I’m pretty sure I’m never gonna see that wallet again. I don’t think there’s much more I can do about it. Pretty much, I’ve decided to regard this as a really, really expensive lesson on Japanese culture. Expensive, but also valuable. I’m just glad nobody was hurt and it was only my wallet.
However, I am worried about my identity. I’ve heard that thieves here sell stolen wallets to the yakuza and then the yakuza can frame you for a crime. What steps can I take against that? If it was the kid, then I don’t have to worry, but there were other people there that day. I think once the cops won the argument about the kid, they stopped the investigation. They’re not even looking anymore.
Maybe I’m being paranoid. I dunno. It seems unlikely that I could get framed for something if I have my own license on me. But then again…this is Japan. Stranger things have happened.
At least now I know not to tell the cops about the girls. Odds are they know already, and can’t or won’t help. I’ve researched further and found that being in one of these ”foreign trainee” programs excludes you from protection of the Labor Standards Law, injury compensation, etc. I think steps were taken a while ago to correct this (after the first year, you change from ”trainee” to ”worker”?), but I’m not sure if they succeeded or how effective they are. I’m still researching.
So that’s where I am now. The wallet seems to be a lost cause at this point, but I really want to help my friends. I’m a bit in over my head, however, and would greatly appreciate any advice you have for me.
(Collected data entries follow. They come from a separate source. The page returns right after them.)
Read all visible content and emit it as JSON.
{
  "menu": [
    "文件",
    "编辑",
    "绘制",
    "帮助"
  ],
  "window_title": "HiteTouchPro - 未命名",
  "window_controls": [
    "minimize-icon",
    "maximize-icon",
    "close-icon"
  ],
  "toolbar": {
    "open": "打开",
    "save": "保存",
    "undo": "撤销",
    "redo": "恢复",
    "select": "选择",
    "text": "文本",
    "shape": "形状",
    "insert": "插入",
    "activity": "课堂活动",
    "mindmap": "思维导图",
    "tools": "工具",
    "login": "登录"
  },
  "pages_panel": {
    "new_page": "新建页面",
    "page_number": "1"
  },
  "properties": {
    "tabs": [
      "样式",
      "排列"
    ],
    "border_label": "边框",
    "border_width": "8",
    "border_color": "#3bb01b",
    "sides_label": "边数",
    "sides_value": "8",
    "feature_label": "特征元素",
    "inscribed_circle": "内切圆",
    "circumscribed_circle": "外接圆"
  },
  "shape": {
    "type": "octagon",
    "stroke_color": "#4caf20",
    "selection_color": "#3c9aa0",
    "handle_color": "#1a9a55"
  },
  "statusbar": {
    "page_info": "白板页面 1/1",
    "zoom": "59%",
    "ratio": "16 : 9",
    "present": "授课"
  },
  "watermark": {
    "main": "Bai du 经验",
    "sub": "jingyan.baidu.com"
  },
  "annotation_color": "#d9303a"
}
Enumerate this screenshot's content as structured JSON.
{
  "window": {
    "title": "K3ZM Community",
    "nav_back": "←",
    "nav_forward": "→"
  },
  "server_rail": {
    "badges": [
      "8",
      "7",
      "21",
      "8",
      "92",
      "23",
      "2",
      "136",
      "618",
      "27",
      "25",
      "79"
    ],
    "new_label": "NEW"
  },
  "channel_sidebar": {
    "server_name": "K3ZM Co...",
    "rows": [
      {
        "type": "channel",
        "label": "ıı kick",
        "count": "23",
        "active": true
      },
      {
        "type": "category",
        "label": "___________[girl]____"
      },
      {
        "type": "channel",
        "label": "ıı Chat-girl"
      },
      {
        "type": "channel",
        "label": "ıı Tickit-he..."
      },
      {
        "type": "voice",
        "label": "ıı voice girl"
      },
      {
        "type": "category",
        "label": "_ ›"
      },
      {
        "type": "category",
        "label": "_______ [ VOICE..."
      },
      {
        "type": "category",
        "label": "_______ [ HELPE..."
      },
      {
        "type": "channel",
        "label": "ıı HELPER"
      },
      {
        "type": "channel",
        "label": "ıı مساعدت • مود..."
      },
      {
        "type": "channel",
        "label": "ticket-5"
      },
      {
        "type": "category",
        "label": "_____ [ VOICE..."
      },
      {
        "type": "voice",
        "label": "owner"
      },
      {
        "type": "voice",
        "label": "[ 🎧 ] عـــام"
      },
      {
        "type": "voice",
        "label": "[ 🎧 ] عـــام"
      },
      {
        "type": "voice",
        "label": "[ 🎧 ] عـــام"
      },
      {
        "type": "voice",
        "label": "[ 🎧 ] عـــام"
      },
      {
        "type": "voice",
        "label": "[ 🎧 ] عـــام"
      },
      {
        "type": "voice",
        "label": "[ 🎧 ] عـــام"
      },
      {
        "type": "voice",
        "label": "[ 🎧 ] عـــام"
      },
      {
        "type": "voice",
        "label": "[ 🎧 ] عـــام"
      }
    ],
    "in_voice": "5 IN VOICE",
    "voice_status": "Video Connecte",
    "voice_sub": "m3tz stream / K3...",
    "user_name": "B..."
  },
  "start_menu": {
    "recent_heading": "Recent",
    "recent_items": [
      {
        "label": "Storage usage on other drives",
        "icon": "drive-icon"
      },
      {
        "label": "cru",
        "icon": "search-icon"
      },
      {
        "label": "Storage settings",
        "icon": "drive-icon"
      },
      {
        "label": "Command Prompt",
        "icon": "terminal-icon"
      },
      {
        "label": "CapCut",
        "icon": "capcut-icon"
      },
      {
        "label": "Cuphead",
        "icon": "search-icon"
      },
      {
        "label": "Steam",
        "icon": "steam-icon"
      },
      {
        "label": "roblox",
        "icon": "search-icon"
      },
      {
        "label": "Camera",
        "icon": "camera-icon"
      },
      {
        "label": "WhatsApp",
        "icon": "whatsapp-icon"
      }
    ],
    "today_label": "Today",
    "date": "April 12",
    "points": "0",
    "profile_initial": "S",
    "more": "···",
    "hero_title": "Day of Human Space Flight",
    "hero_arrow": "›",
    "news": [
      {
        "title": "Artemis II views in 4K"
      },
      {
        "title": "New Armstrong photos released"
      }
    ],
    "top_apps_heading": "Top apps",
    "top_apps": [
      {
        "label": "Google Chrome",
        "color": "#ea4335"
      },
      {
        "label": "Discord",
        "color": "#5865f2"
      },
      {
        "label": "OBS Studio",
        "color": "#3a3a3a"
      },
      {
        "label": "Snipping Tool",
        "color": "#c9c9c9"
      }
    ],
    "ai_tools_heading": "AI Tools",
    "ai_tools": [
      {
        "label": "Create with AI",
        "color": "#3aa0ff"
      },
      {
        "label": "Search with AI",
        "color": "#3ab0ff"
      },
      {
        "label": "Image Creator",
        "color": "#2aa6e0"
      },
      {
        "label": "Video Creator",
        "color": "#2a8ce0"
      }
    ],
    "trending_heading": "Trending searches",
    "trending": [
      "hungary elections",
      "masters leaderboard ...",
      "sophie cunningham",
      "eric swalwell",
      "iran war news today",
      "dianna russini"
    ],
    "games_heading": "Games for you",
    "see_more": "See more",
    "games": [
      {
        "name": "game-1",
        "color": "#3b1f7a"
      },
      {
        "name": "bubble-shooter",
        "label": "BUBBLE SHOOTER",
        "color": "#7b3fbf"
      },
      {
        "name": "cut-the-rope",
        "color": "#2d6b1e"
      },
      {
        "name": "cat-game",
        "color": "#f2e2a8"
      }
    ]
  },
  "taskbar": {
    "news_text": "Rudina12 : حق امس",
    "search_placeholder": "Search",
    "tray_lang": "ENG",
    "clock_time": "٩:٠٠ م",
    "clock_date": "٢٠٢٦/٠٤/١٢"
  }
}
I’ve read some cases where foreign laborers were able to escape to safe places and get compensation for their mistreatment. I would like to see this happen, but I don’t know where to go or who to ask. I’ve been very careful in regards to the farmer; he still lets me and my friends come over and I don’t think he suspects I’m having these thoughts. If he did, we’d likely never see the girls again.
I know I only have one chance at this, which is why I’ve been waiting. I’m not a patient guy; this is probably the most patient I’ve ever been about anything in my life, simply because I’m scared to death of botching it. But waiting is also painful. I feel terrible for doing nothing. Please help, if you can, and thank you.